La Panacée demeure dans le domaine des beaux-arts (en écho au MO.CO.) puisqu’elle invite seize artistes formés à ceux de Paris par Djamel Tatah néo-montpelliérain émérite, récent invité du musée Fabre. L’esprit de l’atelier nous permet de vérifier la bonne santé de la peinture, majoritairement figurative en France. La bataille autour de son retour semble gagnée, du moins temporairement, comme celle des savoir-faire réhabilités autour de la tapisserie ou de la céramique. Les artistes sont jeunes et les beaux-arts de Paris pérennisent le caractère cosmopolite des différentes écoles qui s’y sont succédé : Djabril Boukhenaïssi ouvre la voie et donne le ton, lui qui semble peindre avec légèreté et transparence son univers familier et ses souvenirs intimes dans une atmosphère à la Redon. Lui succède, Mathilde Denize qui surprend par ses deux hautes sculptures sur céramique où le vêtement se fait armure tandis que ses peintures font la part belle à la figure du cercle, dynamique et dansant.

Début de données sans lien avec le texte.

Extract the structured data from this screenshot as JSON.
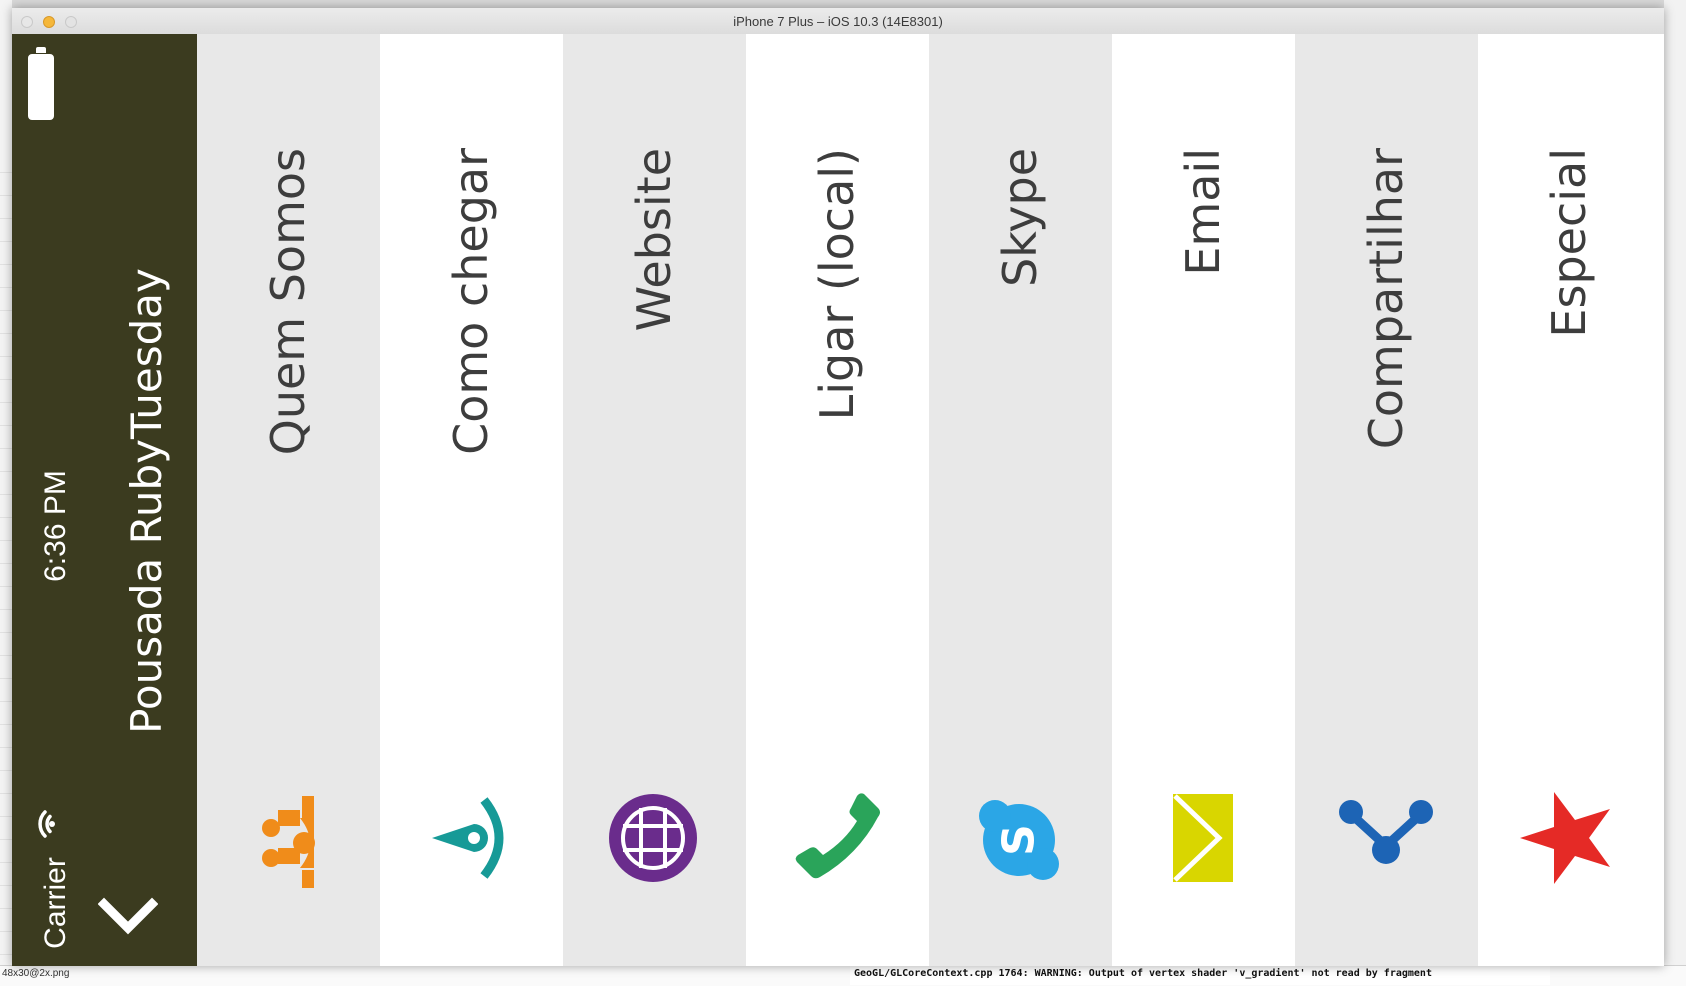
{
  "window": {
    "title": "iPhone 7 Plus – iOS 10.3 (14E8301)"
  },
  "status_bar": {
    "time": "6:36 PM",
    "carrier": "Carrier"
  },
  "app": {
    "title": "Pousada RubyTuesday"
  },
  "menu": [
    {
      "label": "Quem Somos",
      "icon": "people-icon",
      "color": "#f08c1a"
    },
    {
      "label": "Como chegar",
      "icon": "map-pin-icon",
      "color": "#179a97"
    },
    {
      "label": "Website",
      "icon": "globe-icon",
      "color": "#6a2c8c"
    },
    {
      "label": "Ligar (local)",
      "icon": "phone-icon",
      "color": "#2aa45a"
    },
    {
      "label": "Skype",
      "icon": "skype-icon",
      "color": "#2ba6e6"
    },
    {
      "label": "Email",
      "icon": "envelope-icon",
      "color": "#d9d600"
    },
    {
      "label": "Compartilhar",
      "icon": "share-icon",
      "color": "#1d64b5"
    },
    {
      "label": "Especial",
      "icon": "star-icon",
      "color": "#e52a26"
    }
  ],
  "console": {
    "line": "GeoGL/GLCoreContext.cpp 1764: WARNING: Output of vertex shader 'v_gradient' not read by fragment"
  },
  "background": {
    "file_label": "48x30@2x.png"
  }
}
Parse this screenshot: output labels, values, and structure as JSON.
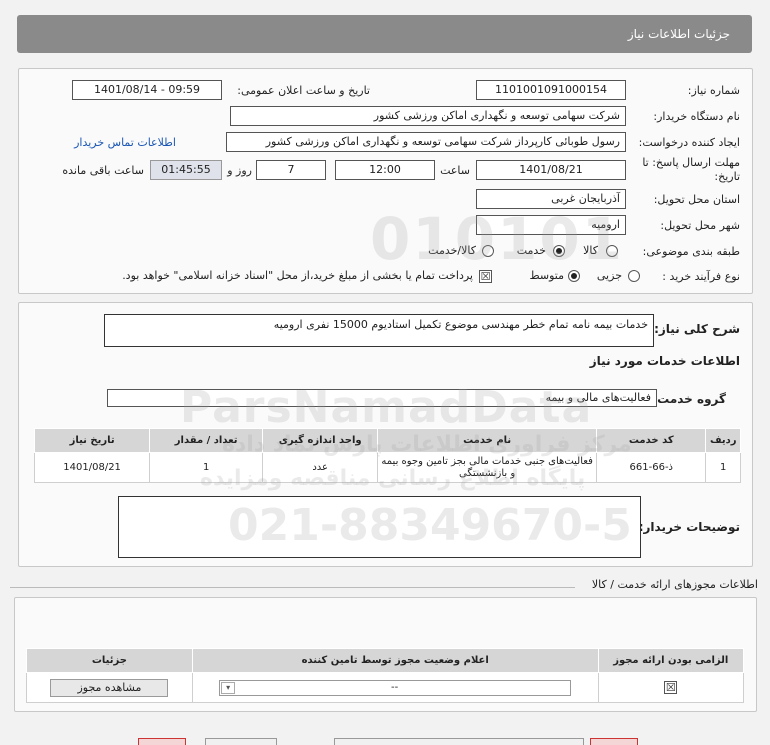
{
  "header": {
    "title": "جزئیات اطلاعات نیاز"
  },
  "form": {
    "need_number_label": "شماره نیاز:",
    "need_number": "1101001091000154",
    "announce_label": "تاریخ و ساعت اعلان عمومی:",
    "announce_value": "1401/08/14 - 09:59",
    "buyer_label": "نام دستگاه خریدار:",
    "buyer_value": "شرکت سهامی توسعه و نگهداری اماکن ورزشی کشور",
    "creator_label": "ایجاد کننده درخواست:",
    "creator_value": "رسول طوبائی کارپرداز شرکت سهامی توسعه و نگهداری اماکن ورزشی کشور",
    "contact_link": "اطلاعات تماس خریدار",
    "deadline_label_1": "مهلت ارسال پاسخ: تا",
    "deadline_label_2": "تاریخ:",
    "deadline_date": "1401/08/21",
    "time_label": "ساعت",
    "deadline_time": "12:00",
    "days_value": "7",
    "days_label": "روز و",
    "remaining_time": "01:45:55",
    "remaining_label": "ساعت باقی مانده",
    "province_label": "استان محل تحویل:",
    "province_value": "آذربایجان غربی",
    "city_label": "شهر محل تحویل:",
    "city_value": "ارومیه",
    "category_label": "طبقه بندی موضوعی:",
    "category_options": [
      "کالا",
      "خدمت",
      "کالا/خدمت"
    ],
    "process_label": "نوع فرآیند خرید :",
    "process_options": [
      "جزیی",
      "متوسط"
    ],
    "payment_note": "پرداخت تمام یا بخشی از مبلغ خرید،از محل \"اسناد خزانه اسلامی\" خواهد بود."
  },
  "description": {
    "title_label": "شرح کلی نیاز:",
    "title_value": "خدمات بیمه نامه تمام خطر مهندسی موضوع تکمیل استادیوم 15000 نفری ارومیه",
    "services_heading": "اطلاعات خدمات مورد نیاز",
    "group_label": "گروه خدمت:",
    "group_value": "فعالیت‌های مالی و بیمه",
    "table_headers": [
      "ردیف",
      "کد خدمت",
      "نام خدمت",
      "واحد اندازه گیری",
      "تعداد / مقدار",
      "تاریخ نیاز"
    ],
    "table_rows": [
      [
        "1",
        "ذ-66-661",
        "فعالیت‌های جنبی خدمات مالی بجز تامین وجوه بیمه و بازنشستگی",
        "عدد",
        "1",
        "1401/08/21"
      ]
    ],
    "buyer_notes_label": "توضیحات خریدار:"
  },
  "permits": {
    "heading": "اطلاعات مجوزهای ارائه خدمت / کالا",
    "table_headers": [
      "الزامی بودن ارائه مجوز",
      "اعلام وضعیت مجوز توسط تامین کننده",
      "جزئیات"
    ],
    "status_value": "--",
    "view_button": "مشاهده مجوز"
  },
  "watermark": {
    "line1": "ParsNamadData",
    "line2": "مرکز فراوری اطلاعات پارس نماد داده",
    "line3": "پایگاه اطلاع رسانی مناقصه ومزایده",
    "phone": "021-88349670-5",
    "digits": "010101"
  }
}
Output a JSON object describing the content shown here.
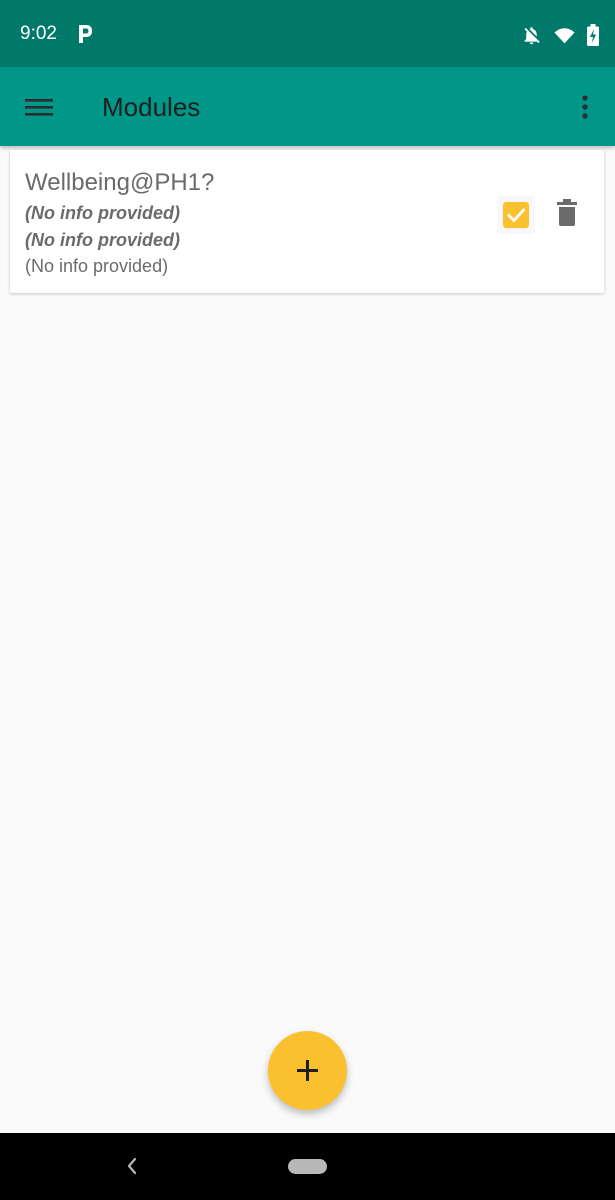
{
  "status_bar": {
    "time": "9:02",
    "icons": [
      "parking-p-icon",
      "notifications-off-icon",
      "wifi-icon",
      "battery-charging-icon"
    ],
    "colors": {
      "background": "#00796b",
      "foreground": "#ffffff"
    }
  },
  "app_bar": {
    "title": "Modules",
    "icons": [
      "menu-icon",
      "overflow-menu-icon"
    ],
    "colors": {
      "background": "#009688",
      "title": "#1f1f1f"
    }
  },
  "module_card": {
    "title": "Wellbeing@PH1?",
    "line1": "(No info provided)",
    "line2": "(No info provided)",
    "line3": "(No info provided)",
    "checkbox_checked": true,
    "icons": [
      "checkbox-checked-icon",
      "delete-icon"
    ],
    "colors": {
      "checkbox": "#fbc02d",
      "text": "#6b6b6b"
    }
  },
  "fab": {
    "icon": "add-icon",
    "color": "#fbc02d"
  },
  "navigation_bar": {
    "icons": [
      "back-chevron-icon",
      "home-pill-icon"
    ],
    "background": "#000000"
  }
}
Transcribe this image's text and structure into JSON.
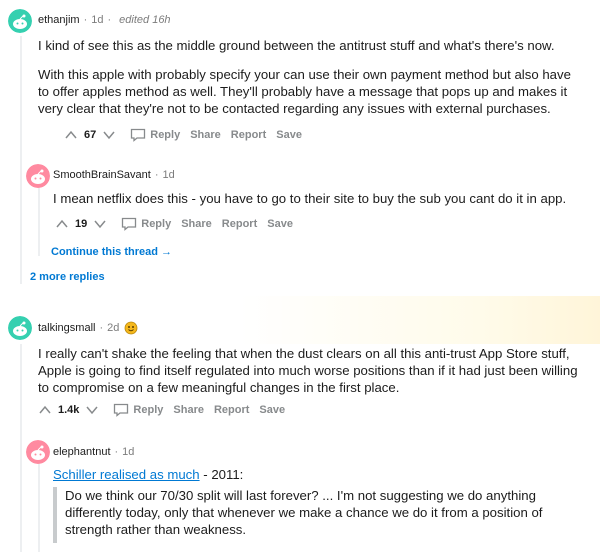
{
  "colors": {
    "accent": "#0079d3",
    "avatar_teal": "#35d0b0",
    "avatar_pink": "#ff8aa0",
    "meta_gray": "#7c7c7c",
    "action_gray": "#878a8c",
    "award_gold": "#f5b81c"
  },
  "comments": [
    {
      "username": "ethanjim",
      "age": "1d",
      "edited": "edited 16h",
      "avatar_icon": "snoo-avatar-icon",
      "paragraphs": [
        "I kind of see this as the middle ground between the antitrust stuff and what's there's now.",
        "With this apple with probably specify your can use their own payment method but also have to offer apples method as well. They'll probably have a message that pops up and makes it very clear that they're not to be contacted regarding any issues with external purchases."
      ],
      "score": "67",
      "actions": {
        "reply": "Reply",
        "share": "Share",
        "report": "Report",
        "save": "Save"
      }
    },
    {
      "username": "SmoothBrainSavant",
      "age": "1d",
      "avatar_icon": "snoo-avatar-icon",
      "paragraphs": [
        "I mean netflix does this - you have to go to their site to buy the sub you cant do it in app."
      ],
      "score": "19",
      "actions": {
        "reply": "Reply",
        "share": "Share",
        "report": "Report",
        "save": "Save"
      },
      "continue_thread": "Continue this thread",
      "continue_arrow": "→"
    },
    {
      "more_replies": "2 more replies"
    },
    {
      "username": "talkingsmall",
      "age": "2d",
      "avatar_icon": "snoo-avatar-icon",
      "award_icon": "award-icon",
      "paragraphs": [
        "I really can't shake the feeling that when the dust clears on all this anti-trust App Store stuff, Apple is going to find itself regulated into much worse positions than if it had just been willing to compromise on a few meaningful changes in the first place."
      ],
      "score": "1.4k",
      "actions": {
        "reply": "Reply",
        "share": "Share",
        "report": "Report",
        "save": "Save"
      }
    },
    {
      "username": "elephantnut",
      "age": "1d",
      "avatar_icon": "snoo-avatar-icon",
      "link_text": "Schiller realised as much",
      "link_suffix": " - 2011:",
      "quote": "Do we think our 70/30 split will last forever? ... I'm not suggesting we do anything differently today, only that whenever we make a chance we do it from a position of strength rather than weakness."
    }
  ],
  "separator": "·"
}
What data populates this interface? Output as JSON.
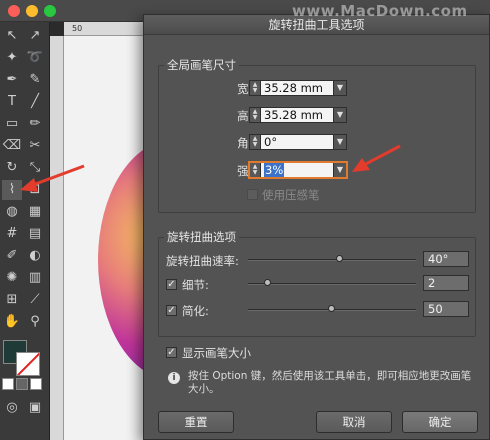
{
  "dialog": {
    "title": "旋转扭曲工具选项",
    "global": {
      "title": "全局画笔尺寸",
      "width_label": "宽度:",
      "width_value": "35.28 mm",
      "height_label": "高度:",
      "height_value": "35.28 mm",
      "angle_label": "角度:",
      "angle_value": "0°",
      "intensity_label": "强度:",
      "intensity_value": "3%",
      "pressure_label": "使用压感笔"
    },
    "twirl": {
      "title": "旋转扭曲选项",
      "rate_label": "旋转扭曲速率:",
      "rate_value": "40°",
      "rate_level": 0.55,
      "detail_label": "细节:",
      "detail_value": "2",
      "detail_level": 0.12,
      "simplify_label": "简化:",
      "simplify_value": "50",
      "simplify_level": 0.5
    },
    "show_brush_label": "显示画笔大小",
    "info_text": "按住 Option 键，然后使用该工具单击，即可相应地更改画笔大小。",
    "reset_label": "重置",
    "cancel_label": "取消",
    "ok_label": "确定"
  },
  "ruler": {
    "label": "50"
  },
  "watermark": "www.MacDown.com",
  "colors": {
    "accent": "#e07a2f",
    "selection": "#3c72c8",
    "arrow": "#e33b2c"
  }
}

L’énigme picturale demeure dans les Jardins secrets de Clémence Gbonon qui joue avec ferveur sur l’effacement et la révélation, un peu comme dans nos rêves au réveil où certains objets se maintiennent.
L’Algérien Bilal Hamdad puise dans la réalité quotidienne du monde contemporain quand il peint les terrasses de cafés urbains, ou dans la grande peinture dans ses séries inspirées d’Ophélie sur fond sombre. Pierre Pauze présente une installation de smartphones géants, sur fond de fresque, recourt à des images bricolées au montage ou grâce à l’IA dans une volonté de créer la surprise, sans doute aussi l’amusement et la distanciation critique. Blaise Schwartz perturbe nos repères en décalant des portraits d’animaux ou en réduisant les paysages à des miniatures accumulées. Léo Dorfner voue un intérêt évident aux images qu’il collecte et répertorie dans des compositions soignées. Dans les coursives, Kenia Almaraz Murillo nous vient de Bolivie et pratique le tissage matriarcal, Tristan Chevillard met en exergue les enseignes lumineuses sollicitant les animaux fabuleux de notre territoire.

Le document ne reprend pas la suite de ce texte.